Starry Night: A Christmas Novel - Debbie Macomber
Believe it or not, Starry Night is the first Debbie Macomber book I have read. I enjoy light romances, often interspersing them between my historicals, mysteries, and thrillers. Add to that the advent of the Christmas season, when I get in the mood to read lighter stories that center around Christmas, and the opportunity to participate in the blog tour for this book seemed like a natural.

Starry Night is the story of Carrie Slayton, a society reporter for the Chicago Sun Times, who longs to be able to report on more serious stories. Her boss challenges her to find and interview reclusive author Finn Dalton, with the promise of being able to write any stories she wants if she can get the coveted interview. As a result, Carrie heads out for the wilds of Alaska in search of Finn. What she finds, changes her life and perspectives dramatically.

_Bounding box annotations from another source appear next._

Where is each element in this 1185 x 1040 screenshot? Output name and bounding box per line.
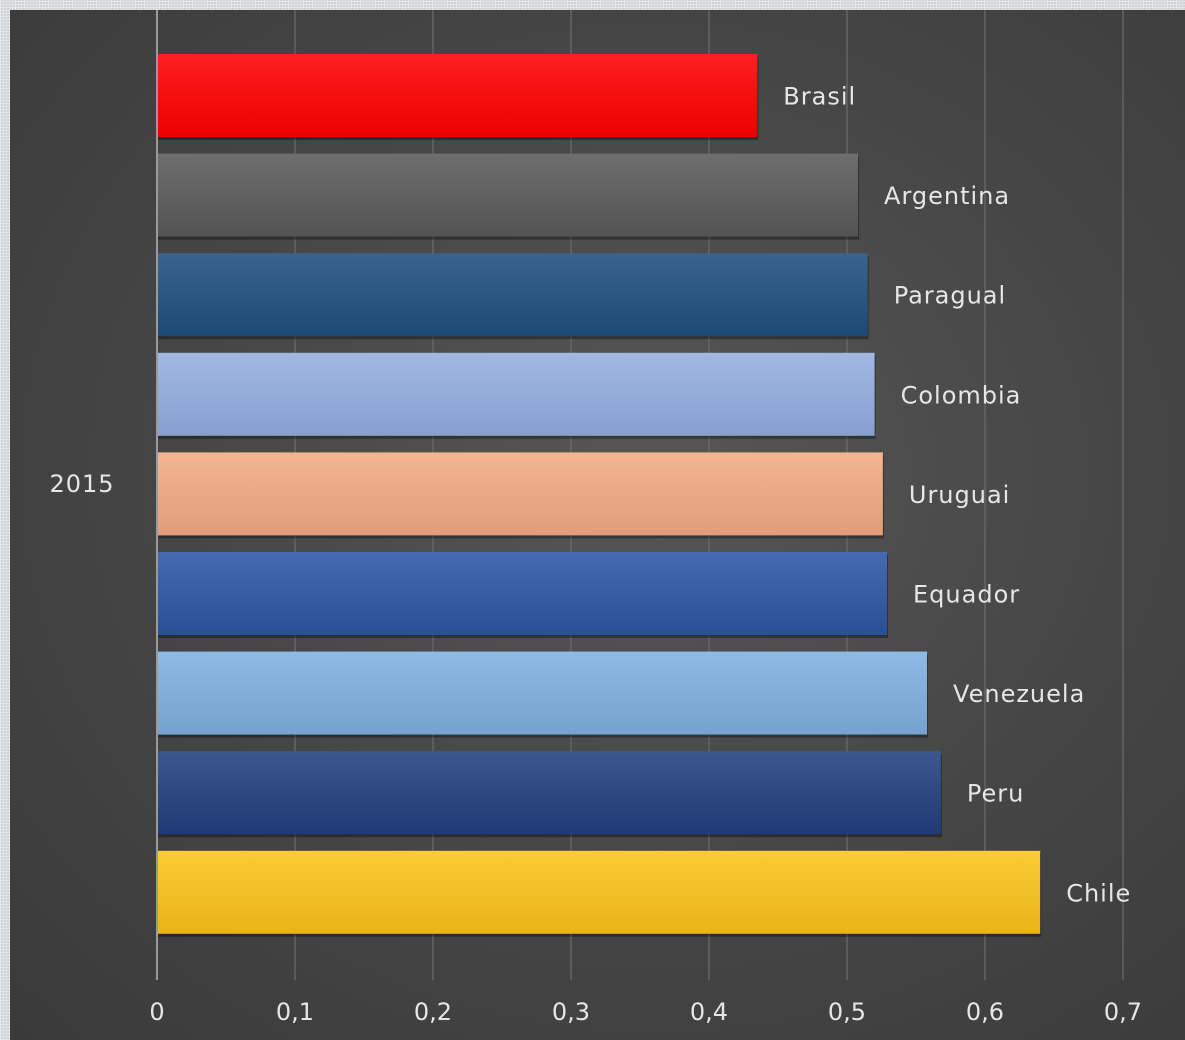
x-tick-label: 0,1 xyxy=(276,998,314,1026)
bar-brasil xyxy=(157,54,758,137)
x-tick-label: 0,2 xyxy=(414,998,452,1026)
plot-area: Brasil Argentina Paragual Colombia Uruguai Eq… xyxy=(10,10,1185,1040)
bar-label-venezuela: Venezuela xyxy=(953,680,1085,708)
bar-uruguai xyxy=(157,452,883,536)
x-tick-label: 0,3 xyxy=(552,998,590,1026)
bar-venezuela xyxy=(157,651,928,735)
bar-label-colombia: Colombia xyxy=(901,381,1022,409)
axes: 0 0,1 0,2 0,3 0,4 0,5 0,6 0,7 2015 xyxy=(49,10,1142,1026)
bar-label-equador: Equador xyxy=(913,581,1020,609)
bar-label-brasil: Brasil xyxy=(783,83,856,111)
bar-label-paragual: Paragual xyxy=(894,282,1007,310)
bar-label-argentina: Argentina xyxy=(884,182,1010,210)
x-tick-label: 0,4 xyxy=(690,998,728,1026)
bar-paragual xyxy=(157,253,868,337)
x-tick-label: 0,5 xyxy=(828,998,866,1026)
bar-colombia xyxy=(157,352,875,436)
x-tick-label: 0,7 xyxy=(1104,998,1142,1026)
bar-label-peru: Peru xyxy=(967,780,1024,808)
bar-chart: Brasil Argentina Paragual Colombia Uruguai Eq… xyxy=(49,10,1142,1026)
category-label: 2015 xyxy=(49,470,114,498)
bars xyxy=(157,54,1042,937)
bar-labels: Brasil Argentina Paragual Colombia Uruguai Eq… xyxy=(783,83,1131,908)
bar-chile xyxy=(157,850,1041,934)
bar-label-uruguai: Uruguai xyxy=(909,481,1010,509)
x-tick-label: 0 xyxy=(149,998,164,1026)
bar-peru xyxy=(157,751,941,835)
x-tick-label: 0,6 xyxy=(966,998,1004,1026)
bar-label-chile: Chile xyxy=(1066,879,1131,907)
bar-equador xyxy=(157,552,888,635)
bar-argentina xyxy=(157,153,859,237)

Starry Night is your typical romance book, complete with a smart, self sufficient female protagonist and the reluctant male love interest. As you can probably guess, when Carrie and Finn meet, sparks fly, and not always the good kind. The fact that this book is a typical romance has both good and bad sides to it. The story of Carrie and Finn was thoroughly enjoyable and a nice break from the mystery/thrillers that I have been reading, Here is a story where the characters are who they are supposed to be. There is no subterfuge, and you can trust them. Their actions are what they appear to be, and their motives follow the expected path. I have heard good things about Debbie Macomber's books, and I can see why. She has a smooth, easy writing style, her characters are easy to become invested in, and her settings are interesting. Alternately, though, it is so typical, that if you are looking for something a bit different in the genre you will not find it here. Luckily for me, I was looking for the typical.

Aside from the fact that this book is typical in every respect, my biggest caveat about the book is that Christmas was really insignificant to the story. The fact that part of the story takes place over the holidays is the only thing that allows this story to be classed as a Chrismas story at all. The good news here is that Christmas plays such a small part that you could read the story anytime of the year and not be slapped in the face with a lot of Christmas talk. The only other caveat I had about the story was that I wished that more of the story took place in Alaska. I love the less ordinary settings, and would loved to have had more of that part of the book.

The bottom line here, though, is that I enjoyed this book enough for it to entice me to read more by Debbie Macomber. I know a lot of her other books are a series, and I look forward to fitting them in between my other reading. Many thanks to my friend Melissa for including me in this blog tour and introducing me to Debbie Macomber.